Direita fragmentada e disputa por protagonismo

O encontro também expôs outro problema que vem rondando o campo conservador no Pará: a dificuldade de unificar lideranças que disputam o mesmo eleitorado.

Embora aliados tratem Daniel Santos como um nome competitivo para a disputa estadual, o evento ocorreu sem participação de lideranças do PL ou de outras siglas relevantes da direita paraense.

Nos bastidores, interlocutores admitem que ainda existe forte disputa por protagonismo político, especialmente em torno da corrida ao Senado e da montagem dos futuros palanques regionais.

Wladimir Costa também fez referências indiretas ao funcionamento interno do PL no Estado e ao papel do deputado federal Éder Mauro no comando político da legenda no Pará.

A ausência de convergência entre os grupos aumenta as dúvidas sobre a capacidade de construção de uma frente unificada da direita paraense para 2026. E o caso acende um alerta: enquanto o discurso público fala em unidade, a engrenagem interna parece funcionar sob intensa disputa por espaços eleitorais e sobrevivência política.

Estrutura partidária vira centro da tensão

Outro ponto sensível revelado pelo encontro envolve o crescimento do projeto político de Daniel Santos dentro do Podemos e o impacto disso na divisão de forças internas do partido.

Entre os nomes considerados estratégicos dentro da legenda está a deputada federal Alessandra Haber, vista por aliados como um dos principais ativos eleitorais do grupo.
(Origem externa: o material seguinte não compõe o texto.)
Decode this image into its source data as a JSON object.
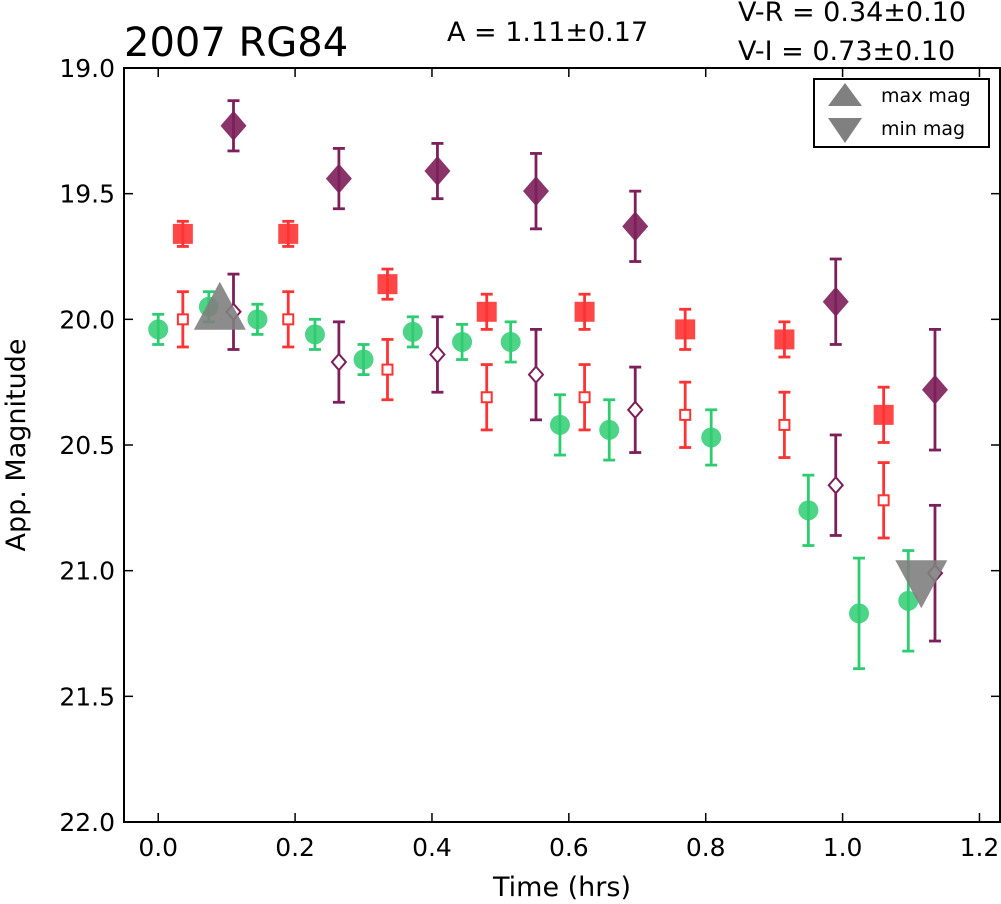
{
  "chart_data": {
    "type": "scatter",
    "title": "2007 RG84",
    "annotations": {
      "amplitude": "A  = 1.11±0.17",
      "v_r": "V-R = 0.34±0.10",
      "v_i": "V-I  = 0.73±0.10"
    },
    "xlabel": "Time (hrs)",
    "ylabel": "App. Magnitude",
    "xlim": [
      -0.05,
      1.23
    ],
    "ylim": [
      22.0,
      19.0
    ],
    "y_inverted": true,
    "xticks": [
      "0.0",
      "0.2",
      "0.4",
      "0.6",
      "0.8",
      "1.0",
      "1.2"
    ],
    "yticks": [
      "19.0",
      "19.5",
      "20.0",
      "20.5",
      "21.0",
      "21.5",
      "22.0"
    ],
    "grid": false,
    "legend": {
      "placement": "top-right",
      "entries": [
        {
          "label": "max mag",
          "marker": "triangle-up",
          "color": "#808080"
        },
        {
          "label": "min mag",
          "marker": "triangle-down",
          "color": "#808080"
        }
      ]
    },
    "colors": {
      "green": "#2ecc71",
      "red": "#ff3333",
      "purple": "#7d1f5a",
      "marker_gray": "#808080"
    },
    "series": [
      {
        "color": "green",
        "marker": "circle",
        "fill": "filled",
        "points": [
          {
            "x": 0.0,
            "y": 20.04,
            "err": 0.06
          },
          {
            "x": 0.074,
            "y": 19.95,
            "err": 0.06
          },
          {
            "x": 0.145,
            "y": 20.0,
            "err": 0.06
          },
          {
            "x": 0.229,
            "y": 20.06,
            "err": 0.06
          },
          {
            "x": 0.3,
            "y": 20.16,
            "err": 0.06
          },
          {
            "x": 0.372,
            "y": 20.05,
            "err": 0.06
          },
          {
            "x": 0.444,
            "y": 20.09,
            "err": 0.07
          },
          {
            "x": 0.515,
            "y": 20.09,
            "err": 0.08
          },
          {
            "x": 0.587,
            "y": 20.42,
            "err": 0.12
          },
          {
            "x": 0.659,
            "y": 20.44,
            "err": 0.12
          },
          {
            "x": 0.808,
            "y": 20.47,
            "err": 0.11
          },
          {
            "x": 0.95,
            "y": 20.76,
            "err": 0.14
          },
          {
            "x": 1.024,
            "y": 21.17,
            "err": 0.22
          },
          {
            "x": 1.096,
            "y": 21.12,
            "err": 0.2
          }
        ]
      },
      {
        "color": "red",
        "marker": "square",
        "fill": "filled",
        "points": [
          {
            "x": 0.036,
            "y": 19.66,
            "err": 0.05
          },
          {
            "x": 0.19,
            "y": 19.66,
            "err": 0.05
          },
          {
            "x": 0.335,
            "y": 19.86,
            "err": 0.06
          },
          {
            "x": 0.48,
            "y": 19.97,
            "err": 0.07
          },
          {
            "x": 0.623,
            "y": 19.97,
            "err": 0.07
          },
          {
            "x": 0.77,
            "y": 20.04,
            "err": 0.08
          },
          {
            "x": 0.915,
            "y": 20.08,
            "err": 0.07
          },
          {
            "x": 1.06,
            "y": 20.38,
            "err": 0.11
          }
        ]
      },
      {
        "color": "red",
        "marker": "square",
        "fill": "open",
        "points": [
          {
            "x": 0.036,
            "y": 20.0,
            "err": 0.11
          },
          {
            "x": 0.19,
            "y": 20.0,
            "err": 0.11
          },
          {
            "x": 0.335,
            "y": 20.2,
            "err": 0.12
          },
          {
            "x": 0.48,
            "y": 20.31,
            "err": 0.13
          },
          {
            "x": 0.623,
            "y": 20.31,
            "err": 0.13
          },
          {
            "x": 0.77,
            "y": 20.38,
            "err": 0.13
          },
          {
            "x": 0.915,
            "y": 20.42,
            "err": 0.13
          },
          {
            "x": 1.06,
            "y": 20.72,
            "err": 0.15
          }
        ]
      },
      {
        "color": "purple",
        "marker": "diamond",
        "fill": "filled",
        "points": [
          {
            "x": 0.11,
            "y": 19.23,
            "err": 0.1
          },
          {
            "x": 0.264,
            "y": 19.44,
            "err": 0.12
          },
          {
            "x": 0.408,
            "y": 19.41,
            "err": 0.11
          },
          {
            "x": 0.552,
            "y": 19.49,
            "err": 0.15
          },
          {
            "x": 0.697,
            "y": 19.63,
            "err": 0.14
          },
          {
            "x": 0.99,
            "y": 19.93,
            "err": 0.17
          },
          {
            "x": 1.135,
            "y": 20.28,
            "err": 0.24
          }
        ]
      },
      {
        "color": "purple",
        "marker": "diamond",
        "fill": "open",
        "points": [
          {
            "x": 0.11,
            "y": 19.97,
            "err": 0.15
          },
          {
            "x": 0.264,
            "y": 20.17,
            "err": 0.16
          },
          {
            "x": 0.408,
            "y": 20.14,
            "err": 0.15
          },
          {
            "x": 0.552,
            "y": 20.22,
            "err": 0.18
          },
          {
            "x": 0.697,
            "y": 20.36,
            "err": 0.17
          },
          {
            "x": 0.99,
            "y": 20.66,
            "err": 0.2
          },
          {
            "x": 1.135,
            "y": 21.01,
            "err": 0.27
          }
        ]
      }
    ],
    "extrema": [
      {
        "label": "max mag",
        "marker": "triangle-up",
        "x": 0.09,
        "y": 19.97
      },
      {
        "label": "min mag",
        "marker": "triangle-down",
        "x": 1.115,
        "y": 21.03
      }
    ]
  }
}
Reservadamente, integrantes do partido admitem que o desafio será equilibrar o fortalecimento de uma candidatura ao governo sem provocar desgaste entre deputados, lideranças regionais e pré-candidatos que dependem diretamente da estrutura partidária para viabilizar suas próprias campanhas.
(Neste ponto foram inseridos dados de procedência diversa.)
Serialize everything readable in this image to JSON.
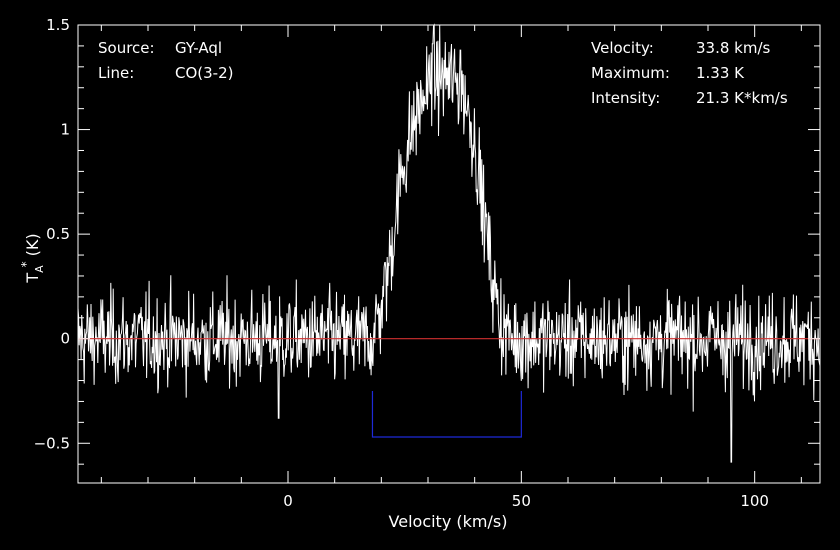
{
  "info": {
    "source_label": "Source:",
    "source_value": "GY-Aql",
    "line_label": "Line:",
    "line_value": "CO(3-2)",
    "velocity_label": "Velocity:",
    "velocity_value": "33.8 km/s",
    "maximum_label": "Maximum:",
    "maximum_value": "1.33 K",
    "intensity_label": "Intensity:",
    "intensity_value": "21.3 K*km/s"
  },
  "colors": {
    "background": "#000000",
    "foreground": "#ffffff",
    "baseline": "#d03030",
    "window": "#1e2ad8"
  },
  "chart_data": {
    "type": "line",
    "xlabel": "Velocity (km/s)",
    "ylabel": "T_A* (K)",
    "ylabel_main": "T",
    "ylabel_sub": "A",
    "ylabel_sup": "*",
    "ylabel_unit": "(K)",
    "xlim": [
      -45,
      114
    ],
    "ylim": [
      -0.69,
      1.5
    ],
    "x_ticks": [
      {
        "value": 0,
        "label": "0"
      },
      {
        "value": 50,
        "label": "50"
      },
      {
        "value": 100,
        "label": "100"
      }
    ],
    "y_ticks": [
      {
        "value": 1.5,
        "label": "1.5"
      },
      {
        "value": 1,
        "label": "1"
      },
      {
        "value": 0.5,
        "label": "0.5"
      },
      {
        "value": 0,
        "label": "0"
      },
      {
        "value": -0.5,
        "label": "−0.5"
      }
    ],
    "baseline_value": 0,
    "integration_window": {
      "x_start": 18.1,
      "x_end": 50,
      "y_bottom": -0.47,
      "y_top": -0.25
    },
    "line_profile": {
      "x": [
        -45,
        18,
        20,
        22,
        24,
        26,
        28,
        30,
        32,
        34,
        36,
        38,
        40,
        42,
        44,
        46,
        48,
        114
      ],
      "y": [
        0,
        0,
        0.15,
        0.4,
        0.75,
        0.95,
        1.1,
        1.2,
        1.25,
        1.25,
        1.22,
        1.15,
        0.95,
        0.6,
        0.25,
        0.05,
        0,
        0
      ]
    },
    "noise_rms": 0.11,
    "notable_points": [
      {
        "x": 31,
        "y": 1.41
      },
      {
        "x": 37,
        "y": 1.38
      },
      {
        "x": 95,
        "y": -0.59
      },
      {
        "x": -2,
        "y": -0.38
      }
    ]
  }
}
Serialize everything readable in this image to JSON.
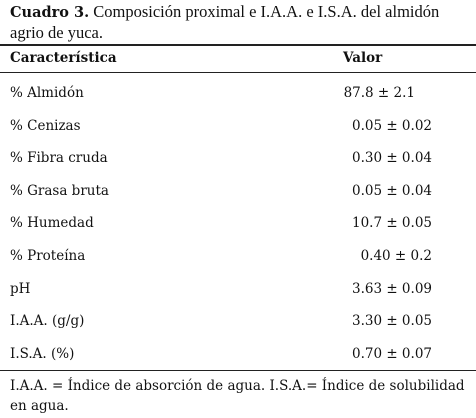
{
  "caption": {
    "label": "Cuadro 3.",
    "text": "Composición proximal e I.A.A. e I.S.A. del almidón agrio de yuca."
  },
  "table": {
    "header": [
      "Característica",
      "Valor"
    ],
    "rows": [
      [
        "% Almidón",
        "87.8 ± 2.1"
      ],
      [
        "% Cenizas",
        "0.05 ± 0.02"
      ],
      [
        "% Fibra cruda",
        "0.30 ± 0.04"
      ],
      [
        "% Grasa bruta",
        "0.05 ± 0.04"
      ],
      [
        "% Humedad",
        "10.7 ± 0.05"
      ],
      [
        "% Proteína",
        "0.40 ± 0.2"
      ],
      [
        "pH",
        "3.63 ± 0.09"
      ],
      [
        "I.A.A. (g/g)",
        "3.30 ± 0.05"
      ],
      [
        "I.S.A. (%)",
        "0.70 ± 0.07"
      ]
    ]
  },
  "footnote": "I.A.A. = Índice de absorción de agua. I.S.A.= Índice de solubilidad en agua."
}
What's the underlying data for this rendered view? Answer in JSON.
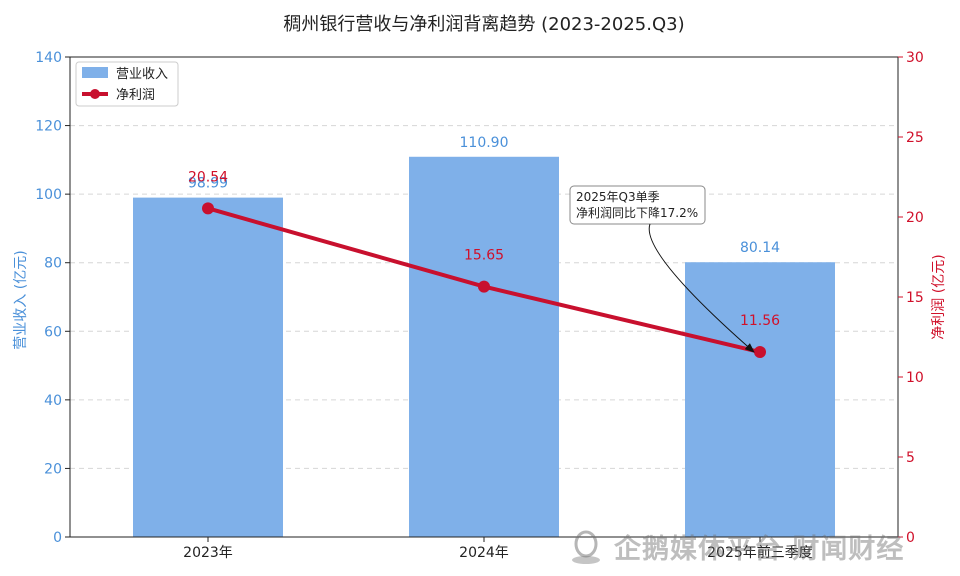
{
  "chart_data": {
    "type": "bar+line",
    "title": "稠州银行营收与净利润背离趋势 (2023-2025.Q3)",
    "categories": [
      "2023年",
      "2024年",
      "2025年前三季度"
    ],
    "series": [
      {
        "name": "营业收入",
        "type": "bar",
        "axis": "left",
        "values": [
          98.99,
          110.9,
          80.14
        ],
        "labels": [
          "98.99",
          "110.90",
          "80.14"
        ],
        "color": "#7fb0e9"
      },
      {
        "name": "净利润",
        "type": "line",
        "axis": "right",
        "values": [
          20.54,
          15.65,
          11.56
        ],
        "labels": [
          "20.54",
          "15.65",
          "11.56"
        ],
        "color": "#c8102e"
      }
    ],
    "y_left": {
      "label": "营业收入 (亿元)",
      "range": [
        0,
        140
      ],
      "ticks": [
        "0",
        "20",
        "40",
        "60",
        "80",
        "100",
        "120",
        "140"
      ],
      "color": "#4a90d9"
    },
    "y_right": {
      "label": "净利润 (亿元)",
      "range": [
        0,
        30
      ],
      "ticks": [
        "0",
        "5",
        "10",
        "15",
        "20",
        "25",
        "30"
      ],
      "color": "#d0102a"
    },
    "grid": true,
    "legend_position": "top-left",
    "annotation": {
      "lines": [
        "2025年Q3单季",
        "净利润同比下降17.2%"
      ],
      "target_category": "2025年前三季度",
      "target_series": "净利润"
    }
  },
  "watermark": {
    "text": "企鹅媒体平台 财闻财经",
    "logo_icon": "penguin-logo-icon"
  }
}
A relação entre projeto majoritário e sobrevivência proporcional virou, nos bastidores, uma das principais moedas de pressão dentro da legenda.

E o dinheiro político — traduzido em estrutura, tempo, influência e prioridade eleitoral — volta ao centro da disputa.

Impacto político e pressão sobre alianças

O episódio também reforça a percepção de que a corrida eleitoral de 2026 no Pará já começou nos bastidores, muito antes do período oficial de campanha.

Analistas e integrantes de diferentes grupos políticos reconhecem que a consolidação de alianças no campo conservador dependerá de acomodações delicadas envolvendo espaços eleitorais, composição de chapas e compromissos futuros.

Enquanto isso, o encontro do Podemos acabou produzindo exatamente o efeito contrário ao discurso oficial de unidade: revelou publicamente uma disputa interna que, até então, circulava apenas nos corredores políticos.

O outro lado

A reportagem não localizou manifestação pública dos citados até o fechamento desta matéria. O espaço permanece aberto para esclarecimentos.

Por fim

Na política, discursos de unidade costumam durar até o momento em que começam as negociações por espaço, poder e sobrevivência eleitoral. E no caso do Podemos no Pará, os bastidores parecem já ter deixado claro que a disputa interna começou antes mesmo da largada oficial para 2026.